Bu süreçte MHP’li kadroların bazı devlet içi operasyonlara destek verdiği ya da göz yumduğu yönünde iddialar ortaya atılmış, özellikle 1990’lı yıllarda ülkücü grupların bazı faili meçhullerde rol aldığına dair hem ulusal hem uluslararası raporlarda yer verilmiştir (Human Rights Watch, 1998). Ancak bu iddiaların önemli bir bölümü yargı sürecine taşınmamış, dolayısıyla hukuki sonuç doğurmamıştır.

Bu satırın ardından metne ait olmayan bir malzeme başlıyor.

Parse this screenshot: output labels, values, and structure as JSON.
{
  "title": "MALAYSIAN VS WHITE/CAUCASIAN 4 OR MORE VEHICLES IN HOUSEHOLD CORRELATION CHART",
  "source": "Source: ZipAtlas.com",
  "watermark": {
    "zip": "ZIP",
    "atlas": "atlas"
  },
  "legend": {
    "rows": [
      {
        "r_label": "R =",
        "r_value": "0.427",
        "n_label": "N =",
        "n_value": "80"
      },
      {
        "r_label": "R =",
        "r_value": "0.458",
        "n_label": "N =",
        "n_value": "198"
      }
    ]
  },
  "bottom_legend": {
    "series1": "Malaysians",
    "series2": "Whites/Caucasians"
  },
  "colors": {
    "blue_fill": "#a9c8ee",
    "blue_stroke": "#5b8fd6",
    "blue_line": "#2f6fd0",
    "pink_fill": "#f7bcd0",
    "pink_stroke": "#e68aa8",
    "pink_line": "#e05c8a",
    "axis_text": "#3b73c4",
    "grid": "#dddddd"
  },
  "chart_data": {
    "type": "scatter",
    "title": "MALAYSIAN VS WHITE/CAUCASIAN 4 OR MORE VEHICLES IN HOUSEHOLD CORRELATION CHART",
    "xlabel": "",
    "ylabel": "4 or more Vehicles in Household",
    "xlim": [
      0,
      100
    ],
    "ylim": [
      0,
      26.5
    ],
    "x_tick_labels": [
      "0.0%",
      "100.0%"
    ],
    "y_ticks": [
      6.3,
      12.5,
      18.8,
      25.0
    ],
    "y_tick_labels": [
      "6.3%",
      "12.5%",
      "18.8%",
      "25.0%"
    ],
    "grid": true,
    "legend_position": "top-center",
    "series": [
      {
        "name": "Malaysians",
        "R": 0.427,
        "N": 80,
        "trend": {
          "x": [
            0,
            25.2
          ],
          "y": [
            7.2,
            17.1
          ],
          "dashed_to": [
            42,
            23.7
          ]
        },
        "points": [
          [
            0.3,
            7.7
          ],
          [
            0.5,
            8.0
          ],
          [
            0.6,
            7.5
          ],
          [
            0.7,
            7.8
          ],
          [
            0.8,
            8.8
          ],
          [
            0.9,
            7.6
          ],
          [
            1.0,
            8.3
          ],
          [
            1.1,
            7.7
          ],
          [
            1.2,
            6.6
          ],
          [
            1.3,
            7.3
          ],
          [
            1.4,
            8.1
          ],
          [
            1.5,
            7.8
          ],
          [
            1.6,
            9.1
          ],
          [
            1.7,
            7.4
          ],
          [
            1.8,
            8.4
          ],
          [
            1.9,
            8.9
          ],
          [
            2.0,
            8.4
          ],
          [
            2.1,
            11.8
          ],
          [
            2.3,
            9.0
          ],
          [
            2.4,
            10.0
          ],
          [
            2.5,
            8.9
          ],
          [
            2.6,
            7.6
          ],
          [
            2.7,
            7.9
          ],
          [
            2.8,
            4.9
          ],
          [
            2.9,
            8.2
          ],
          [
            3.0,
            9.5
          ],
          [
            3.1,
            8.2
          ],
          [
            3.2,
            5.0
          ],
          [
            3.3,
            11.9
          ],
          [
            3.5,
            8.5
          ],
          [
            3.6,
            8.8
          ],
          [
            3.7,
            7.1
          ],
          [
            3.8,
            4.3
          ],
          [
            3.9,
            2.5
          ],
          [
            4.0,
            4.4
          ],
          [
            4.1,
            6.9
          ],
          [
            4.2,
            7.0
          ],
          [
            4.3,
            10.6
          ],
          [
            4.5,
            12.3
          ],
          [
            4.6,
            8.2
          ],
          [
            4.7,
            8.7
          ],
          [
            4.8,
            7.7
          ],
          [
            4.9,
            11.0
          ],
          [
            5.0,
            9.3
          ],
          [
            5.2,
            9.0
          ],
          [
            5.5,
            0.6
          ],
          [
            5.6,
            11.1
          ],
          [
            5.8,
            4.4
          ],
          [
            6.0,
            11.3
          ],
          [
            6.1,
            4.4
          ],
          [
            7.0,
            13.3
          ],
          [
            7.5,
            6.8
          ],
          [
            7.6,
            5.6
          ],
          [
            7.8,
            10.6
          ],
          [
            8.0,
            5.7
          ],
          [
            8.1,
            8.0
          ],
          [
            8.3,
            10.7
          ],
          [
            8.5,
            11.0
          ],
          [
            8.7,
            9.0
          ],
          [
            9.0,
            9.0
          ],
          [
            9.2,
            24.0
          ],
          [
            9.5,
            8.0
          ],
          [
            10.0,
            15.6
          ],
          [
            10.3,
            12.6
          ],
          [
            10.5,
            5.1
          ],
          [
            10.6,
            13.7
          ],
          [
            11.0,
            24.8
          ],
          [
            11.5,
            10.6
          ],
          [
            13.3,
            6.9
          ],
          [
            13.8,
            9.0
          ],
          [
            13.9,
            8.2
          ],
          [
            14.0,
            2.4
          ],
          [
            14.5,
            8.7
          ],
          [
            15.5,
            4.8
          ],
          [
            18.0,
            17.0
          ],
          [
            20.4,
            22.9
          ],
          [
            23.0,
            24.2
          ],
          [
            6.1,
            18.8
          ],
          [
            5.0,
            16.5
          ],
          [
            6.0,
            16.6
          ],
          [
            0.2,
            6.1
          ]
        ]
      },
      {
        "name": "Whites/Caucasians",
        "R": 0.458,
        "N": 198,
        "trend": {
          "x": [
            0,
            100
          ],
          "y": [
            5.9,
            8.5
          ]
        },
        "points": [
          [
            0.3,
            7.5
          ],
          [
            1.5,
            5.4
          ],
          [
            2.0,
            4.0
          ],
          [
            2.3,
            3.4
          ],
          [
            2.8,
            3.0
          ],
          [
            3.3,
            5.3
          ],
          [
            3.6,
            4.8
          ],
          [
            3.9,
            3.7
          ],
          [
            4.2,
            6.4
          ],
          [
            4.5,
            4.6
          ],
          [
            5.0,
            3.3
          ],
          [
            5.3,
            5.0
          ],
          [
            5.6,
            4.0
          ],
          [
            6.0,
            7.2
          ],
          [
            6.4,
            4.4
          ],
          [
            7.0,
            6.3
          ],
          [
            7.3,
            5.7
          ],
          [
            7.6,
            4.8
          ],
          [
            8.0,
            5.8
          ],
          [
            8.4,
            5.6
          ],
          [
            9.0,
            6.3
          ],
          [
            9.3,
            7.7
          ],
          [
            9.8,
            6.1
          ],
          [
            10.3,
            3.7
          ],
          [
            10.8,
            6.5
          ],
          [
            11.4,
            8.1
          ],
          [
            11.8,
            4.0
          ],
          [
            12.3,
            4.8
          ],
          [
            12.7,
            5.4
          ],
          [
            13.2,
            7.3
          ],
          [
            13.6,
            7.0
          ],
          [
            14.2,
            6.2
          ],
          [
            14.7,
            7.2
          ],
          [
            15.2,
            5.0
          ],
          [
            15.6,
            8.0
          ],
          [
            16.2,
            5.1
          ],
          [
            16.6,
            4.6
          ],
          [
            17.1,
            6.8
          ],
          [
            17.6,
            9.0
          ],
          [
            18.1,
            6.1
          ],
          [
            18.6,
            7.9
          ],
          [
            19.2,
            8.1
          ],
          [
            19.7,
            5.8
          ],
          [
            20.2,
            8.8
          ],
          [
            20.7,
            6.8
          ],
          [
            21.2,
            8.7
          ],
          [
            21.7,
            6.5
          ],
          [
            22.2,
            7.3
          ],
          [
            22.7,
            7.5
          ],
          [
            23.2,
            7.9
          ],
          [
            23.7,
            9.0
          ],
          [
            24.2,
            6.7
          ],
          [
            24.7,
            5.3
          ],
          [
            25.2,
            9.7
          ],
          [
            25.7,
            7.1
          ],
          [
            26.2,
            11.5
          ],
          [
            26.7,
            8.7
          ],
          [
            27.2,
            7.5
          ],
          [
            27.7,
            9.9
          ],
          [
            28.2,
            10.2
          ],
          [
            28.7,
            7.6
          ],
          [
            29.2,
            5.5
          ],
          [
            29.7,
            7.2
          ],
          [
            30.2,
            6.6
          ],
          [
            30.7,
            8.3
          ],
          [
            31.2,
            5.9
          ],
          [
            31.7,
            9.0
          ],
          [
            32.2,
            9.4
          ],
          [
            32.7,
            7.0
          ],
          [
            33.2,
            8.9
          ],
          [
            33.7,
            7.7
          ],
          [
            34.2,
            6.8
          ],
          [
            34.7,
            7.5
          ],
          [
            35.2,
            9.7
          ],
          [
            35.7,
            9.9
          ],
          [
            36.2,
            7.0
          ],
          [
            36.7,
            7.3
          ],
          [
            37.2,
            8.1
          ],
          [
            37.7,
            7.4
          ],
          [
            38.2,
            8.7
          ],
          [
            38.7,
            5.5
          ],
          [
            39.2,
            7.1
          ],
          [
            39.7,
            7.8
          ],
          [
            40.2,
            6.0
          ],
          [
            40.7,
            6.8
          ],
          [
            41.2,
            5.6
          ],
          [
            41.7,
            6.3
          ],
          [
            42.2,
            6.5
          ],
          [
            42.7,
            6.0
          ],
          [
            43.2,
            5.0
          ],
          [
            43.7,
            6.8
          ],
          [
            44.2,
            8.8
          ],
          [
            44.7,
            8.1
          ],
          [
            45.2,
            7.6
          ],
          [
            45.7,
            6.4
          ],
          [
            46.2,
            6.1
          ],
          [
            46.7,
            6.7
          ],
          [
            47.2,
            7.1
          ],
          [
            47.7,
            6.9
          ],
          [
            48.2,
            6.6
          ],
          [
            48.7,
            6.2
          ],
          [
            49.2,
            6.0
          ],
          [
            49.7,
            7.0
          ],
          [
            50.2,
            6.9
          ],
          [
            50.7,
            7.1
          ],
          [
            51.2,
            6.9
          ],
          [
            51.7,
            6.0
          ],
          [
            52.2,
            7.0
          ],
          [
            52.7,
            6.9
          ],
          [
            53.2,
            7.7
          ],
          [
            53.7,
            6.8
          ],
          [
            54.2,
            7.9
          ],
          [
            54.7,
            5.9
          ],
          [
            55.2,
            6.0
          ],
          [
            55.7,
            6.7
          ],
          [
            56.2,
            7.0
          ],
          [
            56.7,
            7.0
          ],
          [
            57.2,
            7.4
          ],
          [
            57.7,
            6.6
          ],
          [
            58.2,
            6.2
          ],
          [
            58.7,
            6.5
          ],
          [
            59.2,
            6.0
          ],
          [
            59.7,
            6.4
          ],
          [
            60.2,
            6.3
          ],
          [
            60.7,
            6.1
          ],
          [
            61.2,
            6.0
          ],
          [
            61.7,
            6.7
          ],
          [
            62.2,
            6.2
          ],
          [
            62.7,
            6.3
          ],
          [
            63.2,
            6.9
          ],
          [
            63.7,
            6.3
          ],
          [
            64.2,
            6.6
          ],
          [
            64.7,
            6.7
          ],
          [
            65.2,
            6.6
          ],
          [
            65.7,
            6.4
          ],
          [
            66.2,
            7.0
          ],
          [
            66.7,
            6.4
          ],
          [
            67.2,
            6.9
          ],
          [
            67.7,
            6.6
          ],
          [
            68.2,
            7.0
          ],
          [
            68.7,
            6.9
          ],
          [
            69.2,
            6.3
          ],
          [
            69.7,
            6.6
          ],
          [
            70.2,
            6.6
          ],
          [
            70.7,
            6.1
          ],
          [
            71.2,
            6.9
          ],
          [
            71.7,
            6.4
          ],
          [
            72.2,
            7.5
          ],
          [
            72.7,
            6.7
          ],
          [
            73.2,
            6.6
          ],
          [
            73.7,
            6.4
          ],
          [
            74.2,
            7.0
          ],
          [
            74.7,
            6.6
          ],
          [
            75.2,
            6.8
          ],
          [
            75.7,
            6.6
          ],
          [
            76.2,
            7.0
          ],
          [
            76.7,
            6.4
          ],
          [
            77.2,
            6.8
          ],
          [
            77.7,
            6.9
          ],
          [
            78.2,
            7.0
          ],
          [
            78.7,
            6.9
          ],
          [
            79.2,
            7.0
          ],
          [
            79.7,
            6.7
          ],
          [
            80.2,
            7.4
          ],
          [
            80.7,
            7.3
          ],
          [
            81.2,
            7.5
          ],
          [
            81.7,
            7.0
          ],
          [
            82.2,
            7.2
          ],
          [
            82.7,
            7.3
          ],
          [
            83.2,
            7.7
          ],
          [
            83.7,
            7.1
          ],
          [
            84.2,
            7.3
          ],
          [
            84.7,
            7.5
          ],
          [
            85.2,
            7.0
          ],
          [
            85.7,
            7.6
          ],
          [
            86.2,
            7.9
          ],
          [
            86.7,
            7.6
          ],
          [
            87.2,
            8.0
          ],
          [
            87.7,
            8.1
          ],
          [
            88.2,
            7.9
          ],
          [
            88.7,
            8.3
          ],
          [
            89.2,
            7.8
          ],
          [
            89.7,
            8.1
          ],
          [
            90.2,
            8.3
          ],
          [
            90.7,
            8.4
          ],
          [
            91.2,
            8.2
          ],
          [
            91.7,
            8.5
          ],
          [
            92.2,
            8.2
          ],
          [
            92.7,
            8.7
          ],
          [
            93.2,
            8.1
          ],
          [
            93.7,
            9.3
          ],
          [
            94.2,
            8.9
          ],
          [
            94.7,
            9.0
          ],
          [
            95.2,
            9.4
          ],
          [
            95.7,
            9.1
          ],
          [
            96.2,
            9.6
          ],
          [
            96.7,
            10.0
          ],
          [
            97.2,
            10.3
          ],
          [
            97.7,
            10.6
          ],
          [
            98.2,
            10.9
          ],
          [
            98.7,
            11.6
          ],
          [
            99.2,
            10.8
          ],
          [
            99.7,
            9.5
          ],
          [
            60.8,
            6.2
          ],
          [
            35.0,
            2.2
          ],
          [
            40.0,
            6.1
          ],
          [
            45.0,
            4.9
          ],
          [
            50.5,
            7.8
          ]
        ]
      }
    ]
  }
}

Gladio İddialarının Türkiye Özelinde Boyutları
Türkiye’de Gladio tartışmaları, diğer NATO ülkelerine göre daha örtük ve karmaşık bir şekilde yürümüştür. Bunun temel sebeplerinden biri, devlet içindeki yapısal şeffaflık eksikliği ve güvenlik bürokrasisinin sivil denetimden uzak kalmasıdır. Ayrıca Türkiye’nin iç güvenlik sorunları (PKK, Alevi-Sünni gerilimi, Kürt meselesi vs.) Gladio benzeri yapıların toplum mühendisliğine zemin hazırlayan krizler üretmesine elverişli bir ortam yaratmıştır.
Bir başka dikkat çekici nokta ise bu yapıların yalnızca güvenlik bürokrasisiyle sınırlı kalmadığı, bazı siyasal aktörlerin de bu sistemle eşgüdüm içinde hareket ettiği yönündeki iddialardır. Özellikle MHP gibi milliyetçi partilerin, bu derin yapılanmalarla olan mesafesi, zaman zaman kamuoyunda sorgulanmış; Devlet Bahçeli’nin partinin başına geçişi sonrası çizdiği “kontrollü milliyetçi” profilin bu yapıların stratejik ihtiyaçları doğrultusunda şekillendiği ileri sürülmüştür.
Bu bağlamda, Gladio’nun Türkiye’deki versiyonunun sadece bir askeri yapılanma değil, aynı zamanda siyasi karar alma süreçlerine nüfuz eden bir siyasal mühendislik organizasyonu olduğu görüşü giderek güç kazanmıştır.
3. Devlet Bahçeli ve MHP’nin Siyasi Konumlanışı: Strateji mi, Görev mi?
Devlet Bahçeli’nin Milliyetçi Hareket Partisi’nin (MHP) başına geçişi, yalnızca parti içi bir liderlik değişimi olarak değil, aynı zamanda Türk sağ siyasetinde uzun vadeli etkileri olacak bir kırılma noktası olarak değerlendirilmiştir. Alparslan Türkeş’in 1997’deki ölümünün ardından yapılan olağanüstü kurultayda, Türkeş’in oğlu Tuğrul Türkeş ile yarışan Devlet Bahçeli, “merkez sağa açılım” stratejisini benimseyerek partiyi Türkeş’in sert ideolojik mirasından uzaklaştırmak istediğini göstermiştir. Ancak bu yumuşama, birçok kesimde Bahçeli’nin “devlet içindeki bazı odaklarla uyumlu bir liderlik tarzı” geliştirdiği yorumlarına yol açmıştır.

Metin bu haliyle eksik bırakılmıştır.